NAVAJO, N.M. (AP) - Investigators say a vehicle belonging to a nun slain on the Navajo Indian reservation has been recovered in Arizona. A colleague found Sister Marguerite Bartz's body after she didn't show up to Sunday Mass in the community of Navajo on the Arizona-New Mexico border.
Investigators believe the 64-year-old was killed sometime between Halloween night and Sunday morning. FBI spokesman Darrin Jones said Tuesday he can't disclose where in Arizona the vehicle was located. He says authorities hope to release additional details about the case later in the day.

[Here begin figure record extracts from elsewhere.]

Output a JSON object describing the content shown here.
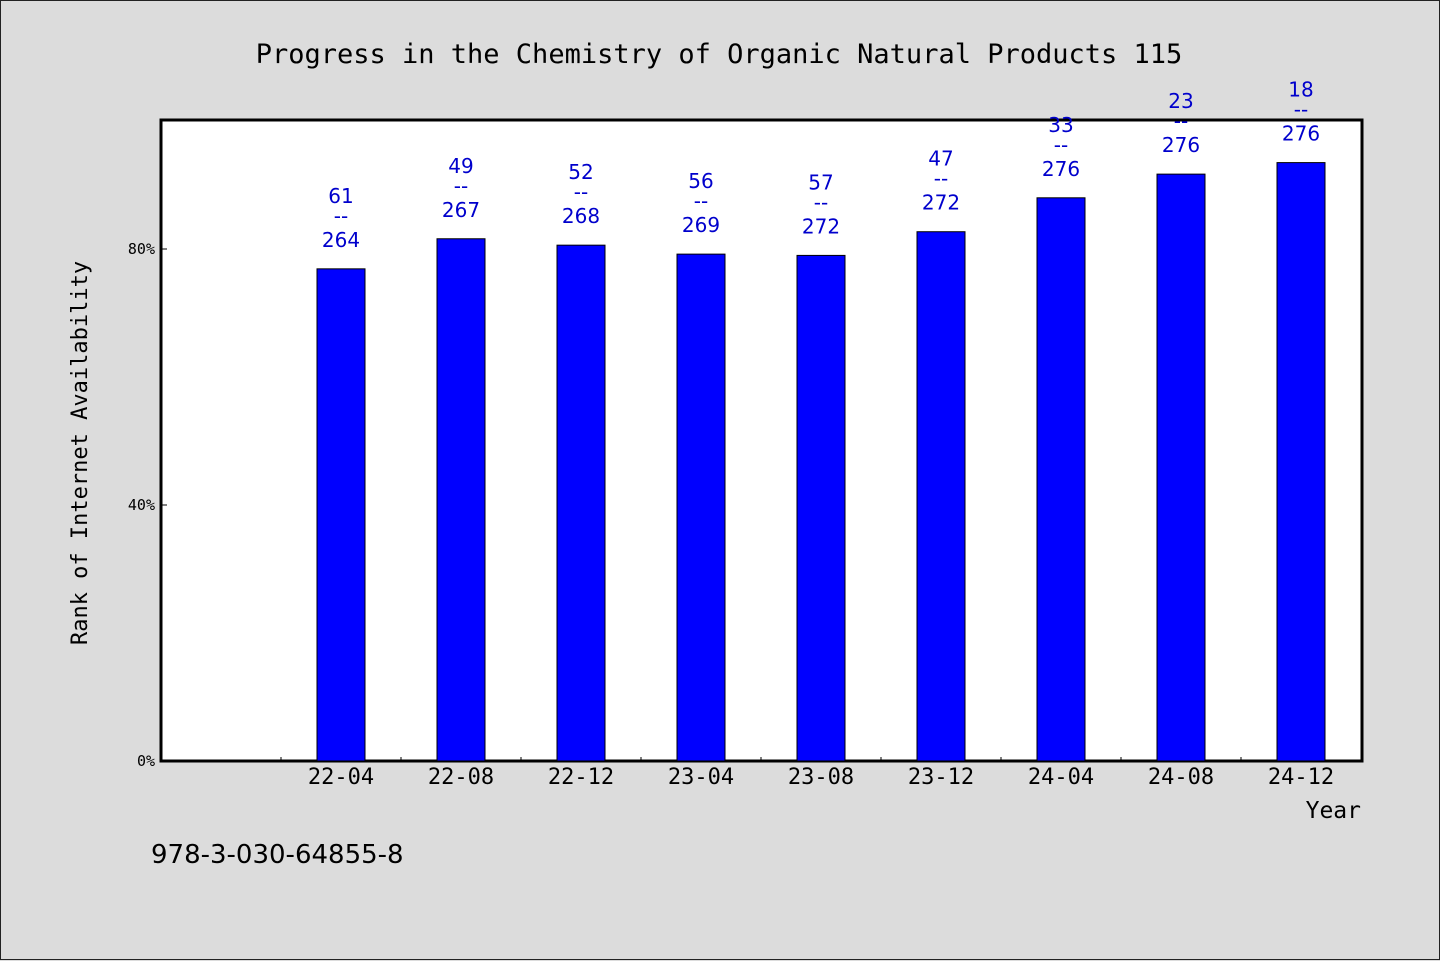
{
  "chart_data": {
    "type": "bar",
    "title": "Progress in the Chemistry of Organic Natural Products 115",
    "xlabel": "Year",
    "ylabel": "Rank of Internet Availability",
    "footer": "978-3-030-64855-8",
    "categories": [
      "22-04",
      "22-08",
      "22-12",
      "23-04",
      "23-08",
      "23-12",
      "24-04",
      "24-08",
      "24-12"
    ],
    "values": [
      76.9,
      81.6,
      80.6,
      79.2,
      79.0,
      82.7,
      88.0,
      91.7,
      93.5
    ],
    "rank": [
      "61",
      "49",
      "52",
      "56",
      "57",
      "47",
      "33",
      "23",
      "18"
    ],
    "total": [
      "264",
      "267",
      "268",
      "269",
      "272",
      "272",
      "276",
      "276",
      "276"
    ],
    "separator": "--",
    "ylim": [
      0,
      100
    ],
    "yticks": [
      "0%",
      "40%",
      "80%"
    ],
    "ytick_values": [
      0,
      40,
      80
    ],
    "bar_color": "#0000ff",
    "label_color": "#0000cc",
    "grid": false
  }
}
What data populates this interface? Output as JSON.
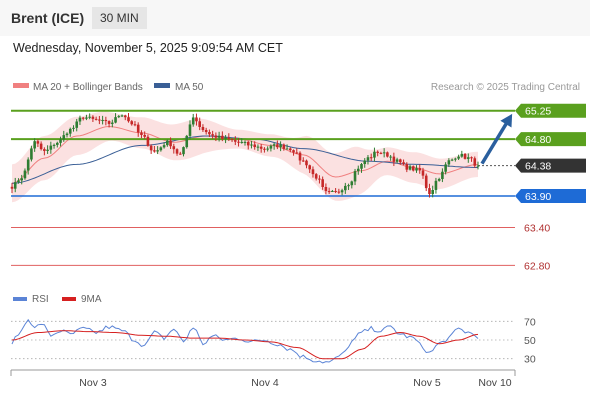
{
  "header": {
    "instrument": "Brent (ICE)",
    "timeframe": "30 MIN",
    "datetime": "Wednesday, November 5, 2025 9:09:54 AM CET"
  },
  "legend": {
    "ma20_label": "MA 20 + Bollinger Bands",
    "ma50_label": "MA 50",
    "copyright": "Research © 2025 Trading Central",
    "ma20_color": "#f08080",
    "ma50_color": "#3a5f96"
  },
  "colors": {
    "up_candle": "#2e7d32",
    "down_candle": "#c62828",
    "resistance": "#5aa01e",
    "support": "#1e6bd6",
    "minor_support": "#e06060",
    "current": "#333333",
    "band_fill": "#fadada",
    "arrow": "#2a5f9e",
    "rsi": "#5b84d6",
    "rsi_ma": "#d62020"
  },
  "chart_data": [
    {
      "type": "candlestick",
      "title": "Brent (ICE) 30 MIN",
      "x_tick_labels": [
        "Nov 3",
        "Nov 4",
        "Nov 5",
        "Nov 10"
      ],
      "ylim": [
        62.6,
        65.42
      ],
      "levels": [
        {
          "label": "65.25",
          "value": 65.25,
          "kind": "resistance"
        },
        {
          "label": "64.80",
          "value": 64.8,
          "kind": "resistance"
        },
        {
          "label": "64.38",
          "value": 64.38,
          "kind": "current"
        },
        {
          "label": "63.90",
          "value": 63.9,
          "kind": "support"
        },
        {
          "label": "63.40",
          "value": 63.4,
          "kind": "minor-support"
        },
        {
          "label": "62.80",
          "value": 62.8,
          "kind": "minor-support"
        }
      ],
      "close_anchors": [
        [
          0,
          64.05
        ],
        [
          3,
          64.2
        ],
        [
          7,
          64.75
        ],
        [
          10,
          64.6
        ],
        [
          14,
          64.75
        ],
        [
          18,
          64.95
        ],
        [
          22,
          65.15
        ],
        [
          26,
          65.1
        ],
        [
          30,
          65.05
        ],
        [
          34,
          65.2
        ],
        [
          37,
          65.05
        ],
        [
          40,
          64.85
        ],
        [
          44,
          64.6
        ],
        [
          48,
          64.75
        ],
        [
          52,
          64.55
        ],
        [
          56,
          65.15
        ],
        [
          59,
          64.95
        ],
        [
          62,
          64.85
        ],
        [
          66,
          64.8
        ],
        [
          70,
          64.75
        ],
        [
          74,
          64.7
        ],
        [
          78,
          64.65
        ],
        [
          82,
          64.7
        ],
        [
          86,
          64.65
        ],
        [
          90,
          64.45
        ],
        [
          94,
          64.2
        ],
        [
          97,
          63.95
        ],
        [
          100,
          63.95
        ],
        [
          104,
          64.1
        ],
        [
          107,
          64.35
        ],
        [
          110,
          64.5
        ],
        [
          113,
          64.6
        ],
        [
          116,
          64.55
        ],
        [
          119,
          64.45
        ],
        [
          122,
          64.35
        ],
        [
          126,
          64.3
        ],
        [
          129,
          63.95
        ],
        [
          132,
          64.2
        ],
        [
          135,
          64.45
        ],
        [
          138,
          64.55
        ],
        [
          141,
          64.5
        ],
        [
          144,
          64.38
        ]
      ],
      "ma20_anchors": [
        [
          0,
          64.1
        ],
        [
          10,
          64.5
        ],
        [
          20,
          64.85
        ],
        [
          30,
          65.0
        ],
        [
          40,
          64.9
        ],
        [
          50,
          64.75
        ],
        [
          60,
          64.85
        ],
        [
          70,
          64.8
        ],
        [
          80,
          64.7
        ],
        [
          90,
          64.55
        ],
        [
          100,
          64.2
        ],
        [
          108,
          64.3
        ],
        [
          116,
          64.45
        ],
        [
          124,
          64.35
        ],
        [
          132,
          64.25
        ],
        [
          144,
          64.4
        ]
      ],
      "band_width_anchors": [
        [
          0,
          0.3
        ],
        [
          10,
          0.35
        ],
        [
          22,
          0.3
        ],
        [
          32,
          0.22
        ],
        [
          42,
          0.25
        ],
        [
          55,
          0.3
        ],
        [
          70,
          0.15
        ],
        [
          82,
          0.18
        ],
        [
          95,
          0.35
        ],
        [
          105,
          0.4
        ],
        [
          115,
          0.22
        ],
        [
          128,
          0.25
        ],
        [
          144,
          0.2
        ]
      ],
      "ma50_anchors": [
        [
          0,
          64.1
        ],
        [
          20,
          64.4
        ],
        [
          40,
          64.7
        ],
        [
          60,
          64.85
        ],
        [
          75,
          64.8
        ],
        [
          90,
          64.65
        ],
        [
          110,
          64.45
        ],
        [
          125,
          64.4
        ],
        [
          144,
          64.35
        ]
      ],
      "projection": {
        "from_index": 144,
        "from_value": 64.38,
        "to_value": 65.25
      }
    },
    {
      "type": "line",
      "title": "RSI",
      "series": [
        {
          "name": "RSI"
        },
        {
          "name": "9MA"
        }
      ],
      "yticks": [
        70,
        50,
        30
      ],
      "ylim": [
        20,
        80
      ],
      "rsi_anchors": [
        [
          0,
          48
        ],
        [
          3,
          60
        ],
        [
          5,
          74
        ],
        [
          7,
          62
        ],
        [
          9,
          68
        ],
        [
          12,
          55
        ],
        [
          15,
          60
        ],
        [
          18,
          56
        ],
        [
          22,
          62
        ],
        [
          26,
          58
        ],
        [
          30,
          64
        ],
        [
          34,
          60
        ],
        [
          38,
          50
        ],
        [
          41,
          44
        ],
        [
          44,
          58
        ],
        [
          47,
          52
        ],
        [
          50,
          62
        ],
        [
          53,
          48
        ],
        [
          56,
          64
        ],
        [
          59,
          46
        ],
        [
          62,
          54
        ],
        [
          66,
          50
        ],
        [
          70,
          52
        ],
        [
          74,
          48
        ],
        [
          78,
          50
        ],
        [
          82,
          46
        ],
        [
          86,
          40
        ],
        [
          90,
          32
        ],
        [
          94,
          28
        ],
        [
          98,
          26
        ],
        [
          102,
          34
        ],
        [
          105,
          48
        ],
        [
          108,
          58
        ],
        [
          111,
          62
        ],
        [
          114,
          60
        ],
        [
          117,
          64
        ],
        [
          120,
          56
        ],
        [
          124,
          52
        ],
        [
          127,
          42
        ],
        [
          129,
          36
        ],
        [
          132,
          46
        ],
        [
          135,
          52
        ],
        [
          138,
          62
        ],
        [
          141,
          58
        ],
        [
          144,
          54
        ]
      ],
      "rsi_ma_anchors": [
        [
          0,
          50
        ],
        [
          8,
          58
        ],
        [
          16,
          60
        ],
        [
          24,
          59
        ],
        [
          32,
          58
        ],
        [
          40,
          55
        ],
        [
          48,
          54
        ],
        [
          56,
          52
        ],
        [
          64,
          52
        ],
        [
          72,
          50
        ],
        [
          80,
          48
        ],
        [
          88,
          42
        ],
        [
          96,
          30
        ],
        [
          102,
          30
        ],
        [
          108,
          40
        ],
        [
          114,
          54
        ],
        [
          120,
          58
        ],
        [
          126,
          54
        ],
        [
          132,
          46
        ],
        [
          138,
          50
        ],
        [
          144,
          56
        ]
      ]
    }
  ]
}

On Monday, authorities asked for the public's help finding Bartz's vehicle, a beige 2005 Honda CR-V with New Jersey license plates. FBI agents also want anyone who spoke with Bartz on Halloween night to contact them.
'Passionate'
The diocese said Bartz was born in Plymouth, Wisconsin, in 1945. She entered the order in 1966 from Beaumont, Texas, and professed final vows in 1974. She had ministered in Massachusetts, Louisiana and in several communities around New Mexico before ending up at St. Berard in 1999.
The diocese said there is usually another sister who lives at the residence with Bartz, but she was out of the state at a meeting and Bartz was alone.
"She was known to be a woman always passionate for justice and peace, and the life she lived would tell us that she would respond to this incident with a spirit of forgiveness towards whoever is responsible for these acts," the diocese said in a statement released Monday.